“I know you ain’t in love with him, break up with him.”
So, this is where we’re at now? I really do not understand why pop-country has become the mating call of the douchebag. The above quote is the tagline from a song by Old Dominion called, “Break Up With Him.” This is a song in which some guy, let’s assume he’s wearing pre-worn jeans and a sparkly shirt, is endeavoring to convince a lady, presumably in a troubled relationship, that she does not love her boyfriend and that she should leave him and come over to this ingrates place. What an a**hole.
How about you mind your own business and keep out of other people’s affairs? Hey, sometimes the ties the bind get a little loose, but no real gentleman would consider purposefully breaking up a relationship. Couples have trouble all the time. That does not give every insolent troglodyte within Tinder range the go-ahead to encroach on a precarious couple. I bet he wears flip flops with long pants. Douchewad.

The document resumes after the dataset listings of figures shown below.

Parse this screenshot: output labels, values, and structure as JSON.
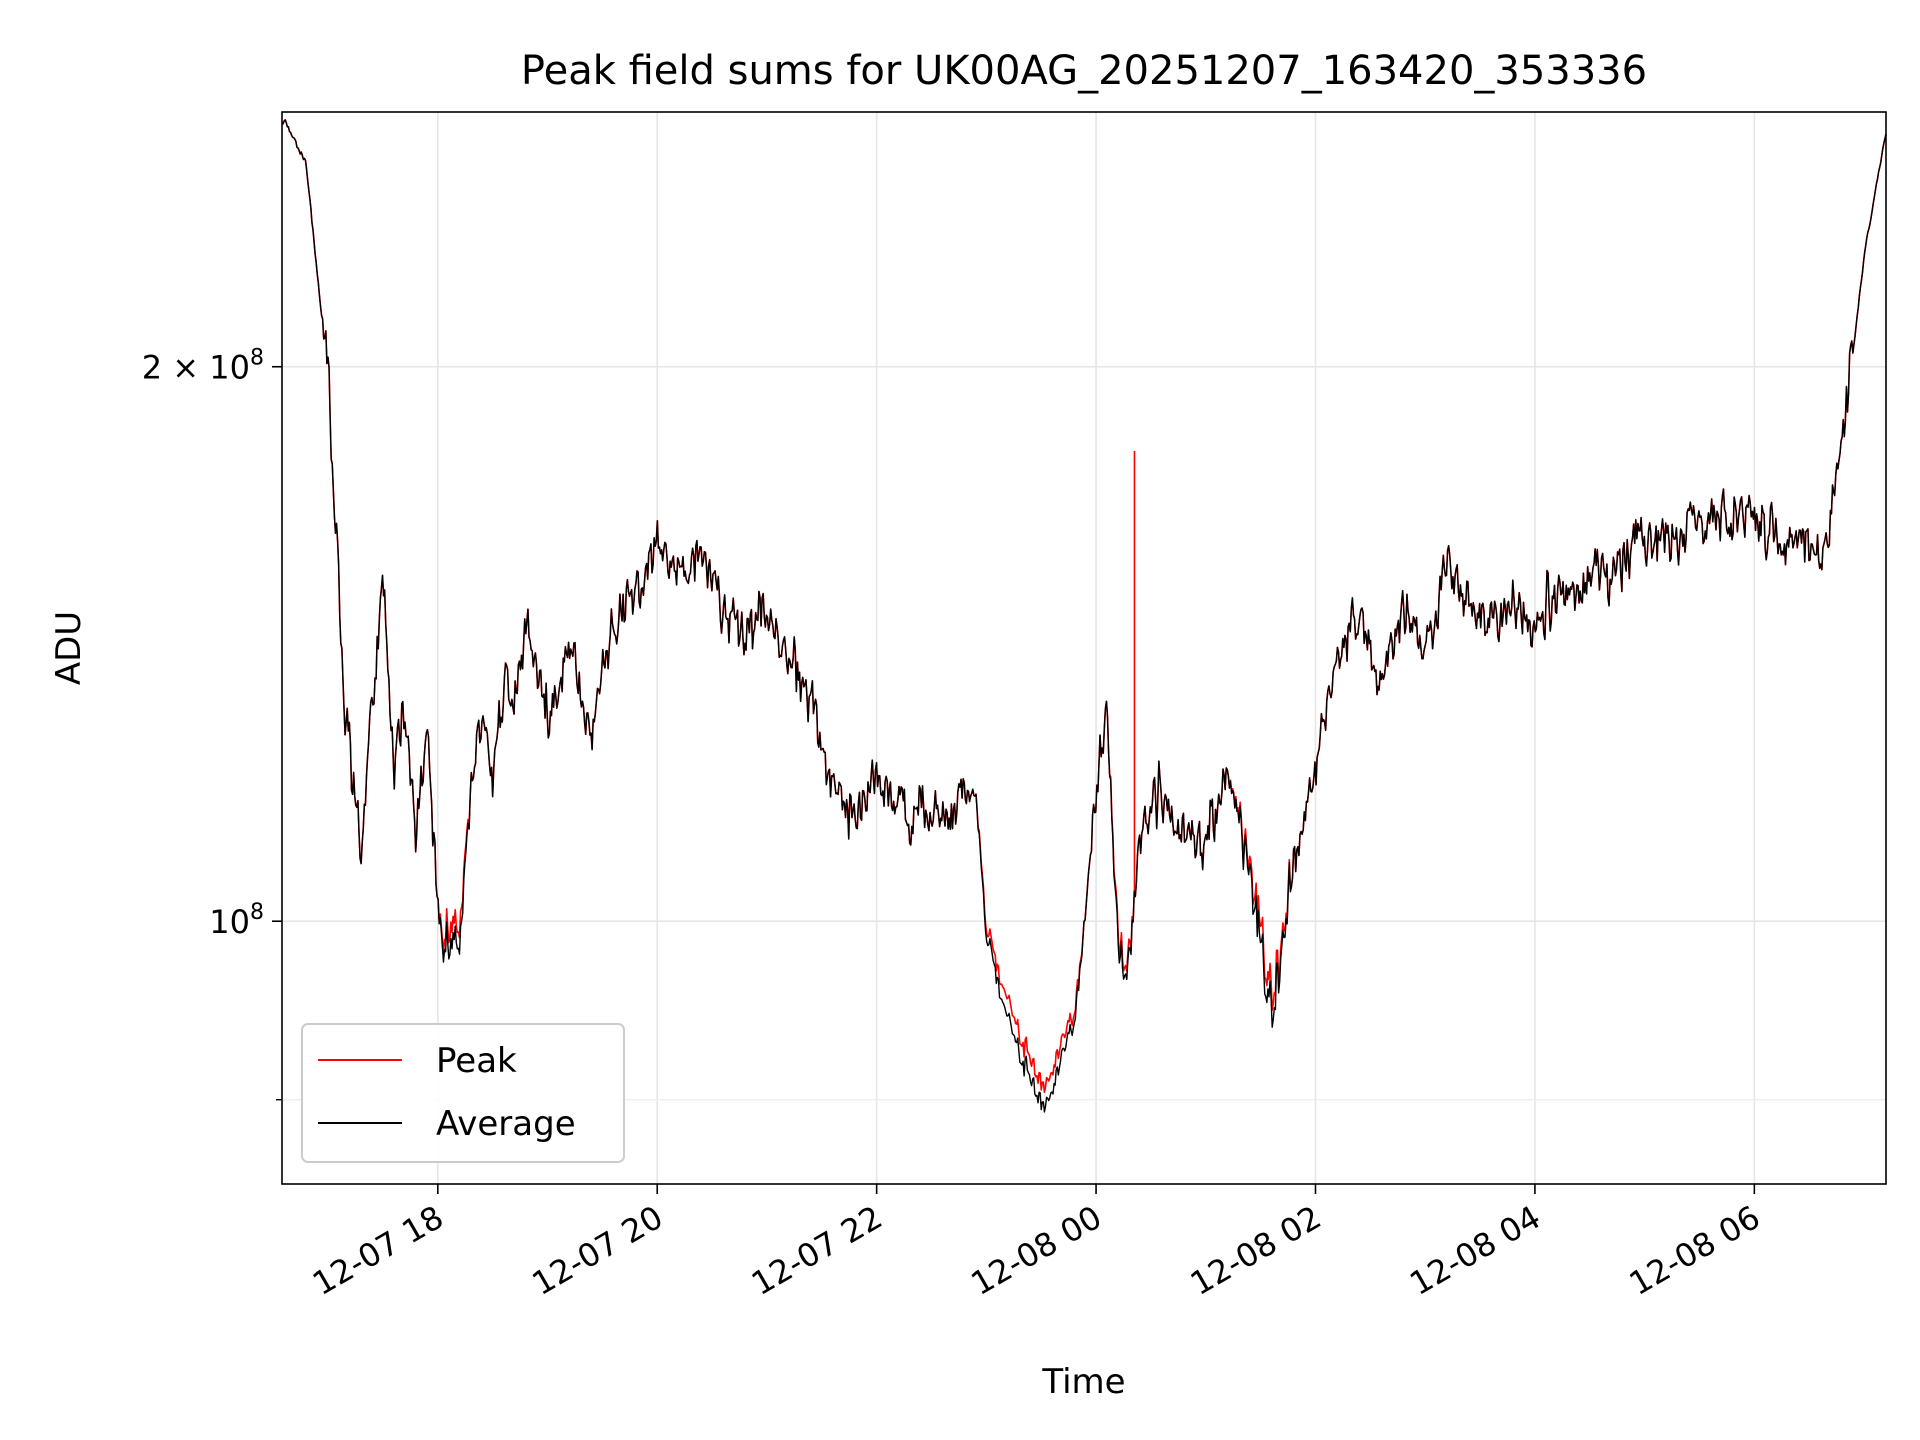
{
  "chart_data": {
    "type": "line",
    "title": "Peak field sums for UK00AG_20251207_163420_353336",
    "xlabel": "Time",
    "ylabel": "ADU",
    "yscale": "log",
    "ylim": [
      72000000,
      275000000
    ],
    "grid": true,
    "legend_position": "lower-left",
    "x_range_hours": [
      16.58,
      7.2
    ],
    "x_ticks": [
      {
        "hour": 18,
        "label": "12-07 18"
      },
      {
        "hour": 20,
        "label": "12-07 20"
      },
      {
        "hour": 22,
        "label": "12-07 22"
      },
      {
        "hour": 24,
        "label": "12-08 00"
      },
      {
        "hour": 26,
        "label": "12-08 02"
      },
      {
        "hour": 28,
        "label": "12-08 04"
      },
      {
        "hour": 30,
        "label": "12-08 06"
      }
    ],
    "y_ticks": [
      {
        "value": 100000000,
        "base": "10",
        "exp": "8"
      },
      {
        "value": 200000000,
        "base": "2 × 10",
        "exp": "8"
      }
    ],
    "y_minor_ticks": [
      80000000
    ],
    "x_hours": [
      16.6,
      16.8,
      16.9,
      17.0,
      17.05,
      17.15,
      17.3,
      17.4,
      17.5,
      17.6,
      17.7,
      17.8,
      17.9,
      18.0,
      18.05,
      18.1,
      18.2,
      18.3,
      18.4,
      18.5,
      18.6,
      18.7,
      18.8,
      18.9,
      19.0,
      19.2,
      19.4,
      19.5,
      19.6,
      19.8,
      20.0,
      20.2,
      20.4,
      20.6,
      20.8,
      21.0,
      21.2,
      21.4,
      21.5,
      21.6,
      21.8,
      22.0,
      22.2,
      22.4,
      22.6,
      22.8,
      22.9,
      23.0,
      23.2,
      23.4,
      23.5,
      23.6,
      23.8,
      23.9,
      24.0,
      24.1,
      24.2,
      24.3,
      24.35,
      24.4,
      24.5,
      24.6,
      24.8,
      25.0,
      25.2,
      25.4,
      25.5,
      25.6,
      25.7,
      25.8,
      26.0,
      26.2,
      26.4,
      26.6,
      26.8,
      27.0,
      27.2,
      27.5,
      27.8,
      28.0,
      28.2,
      28.4,
      28.6,
      28.8,
      29.0,
      29.2,
      29.4,
      29.6,
      29.8,
      30.0,
      30.2,
      30.4,
      30.6,
      30.8,
      31.0,
      31.2
    ],
    "series": [
      {
        "name": "Average",
        "color": "#000000",
        "values": [
          272000000,
          258000000,
          225000000,
          198000000,
          170000000,
          132000000,
          108000000,
          130000000,
          155000000,
          120000000,
          132000000,
          110000000,
          128000000,
          102000000,
          98000000,
          96000000,
          97000000,
          118000000,
          128000000,
          120000000,
          135000000,
          130000000,
          145000000,
          138000000,
          128000000,
          142000000,
          125000000,
          138000000,
          145000000,
          150000000,
          160000000,
          153000000,
          160000000,
          148000000,
          142000000,
          148000000,
          138000000,
          132000000,
          126000000,
          120000000,
          112000000,
          120000000,
          116000000,
          115000000,
          113000000,
          117000000,
          118000000,
          98000000,
          88000000,
          82000000,
          80000000,
          81000000,
          88000000,
          100000000,
          118000000,
          130000000,
          96000000,
          95000000,
          103000000,
          110000000,
          115000000,
          118000000,
          110000000,
          112000000,
          120000000,
          108000000,
          96000000,
          90000000,
          97000000,
          108000000,
          122000000,
          140000000,
          148000000,
          135000000,
          147000000,
          140000000,
          155000000,
          145000000,
          148000000,
          142000000,
          152000000,
          150000000,
          156000000,
          157000000,
          162000000,
          160000000,
          164000000,
          166000000,
          165000000,
          166000000,
          162000000,
          160000000,
          157000000,
          180000000,
          230000000,
          268000000
        ]
      },
      {
        "name": "Peak",
        "color": "#ff0000",
        "spike": {
          "hour": 24.35,
          "value": 180000000
        },
        "values": [
          272000000,
          258000000,
          225000000,
          198000000,
          170000000,
          132000000,
          108000000,
          130000000,
          155000000,
          120000000,
          132000000,
          110000000,
          128000000,
          102000000,
          99000000,
          98000000,
          99000000,
          118000000,
          128000000,
          120000000,
          135000000,
          130000000,
          145000000,
          138000000,
          128000000,
          142000000,
          125000000,
          138000000,
          145000000,
          150000000,
          160000000,
          153000000,
          160000000,
          148000000,
          142000000,
          148000000,
          138000000,
          132000000,
          126000000,
          120000000,
          112000000,
          120000000,
          116000000,
          115000000,
          113000000,
          117000000,
          118000000,
          99000000,
          90000000,
          84000000,
          82000000,
          83000000,
          89000000,
          100000000,
          118000000,
          130000000,
          97000000,
          96000000,
          103000000,
          110000000,
          115000000,
          118000000,
          110000000,
          112000000,
          120000000,
          109000000,
          98000000,
          92000000,
          98000000,
          108000000,
          122000000,
          140000000,
          148000000,
          135000000,
          147000000,
          140000000,
          155000000,
          145000000,
          148000000,
          142000000,
          152000000,
          150000000,
          156000000,
          157000000,
          162000000,
          160000000,
          164000000,
          166000000,
          165000000,
          166000000,
          162000000,
          160000000,
          157000000,
          180000000,
          230000000,
          268000000
        ]
      }
    ],
    "legend": [
      {
        "label": "Peak",
        "color": "#ff0000"
      },
      {
        "label": "Average",
        "color": "#000000"
      }
    ]
  }
}
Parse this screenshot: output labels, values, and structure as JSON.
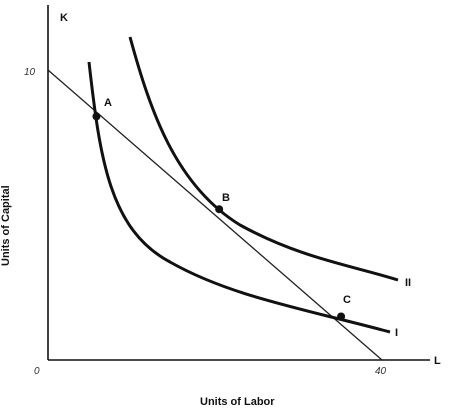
{
  "axes": {
    "y_label": "K",
    "x_label": "L",
    "y_title": "Units of Capital",
    "x_title": "Units of Labor",
    "origin_label": "0",
    "y_tick": "10",
    "x_tick": "40"
  },
  "points": [
    {
      "name": "A",
      "L": 5.8,
      "K": 8.4
    },
    {
      "name": "B",
      "L": 20.5,
      "K": 5.2
    },
    {
      "name": "C",
      "L": 35.1,
      "K": 1.5
    }
  ],
  "curves": [
    {
      "name": "I",
      "label": "I"
    },
    {
      "name": "II",
      "label": "II"
    }
  ],
  "budget_line": {
    "K_intercept": 10,
    "L_intercept": 40
  }
}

Okay, I got that out. So let’s look at the bigger picture here. What does this say about the general attitude we harbor towards relationships? Is this the kind of decorum we want to imbue into our young people regarding how to treat and respect others? Sure, there’s tons of irreverent behavior romanticized in music. It just seems like other people’s relationships should be hallowed ground. Is nothing sacred!
Mind Your Own Business is a sentiment we find far back as the titular Hank Williams song and is echoed as current as “Biscuits” by Kacey Musgraves.
Before all you fella’s that like this song get hotheaded, (we wouldn’t want you to melt the gel in your spikey hair and burn your eyes), let me address cheating songs. Yes, cheating songs are a tale as old as time in country music. Notwithstanding, I don’t recall a song in which it was glorified. Hank Jr and Waylon never sang a cheating song where the cheater later told all his buddies about it while they high fived and ordered another round of vegas-bombs without tipping. No, old school cheating songs were the laments of guilty souls.
I learned a lot from the music of my youth. How to drink, how to be witty, how to write, how to love, how to stop- collaborate- and listen. I also learned a lot about what not to do. The advice of tortured lyrics ring through my conscience whenever I meet with a moral conundrum. Maybe this song is a warning on how not to act. In that case I’m back on board.
Furthermore I belie—hold on, my ex-girlfriend just texted me. “…got into a fight….he’s an ass….need a drink….” You know what guys? I’m going to have to get back to you.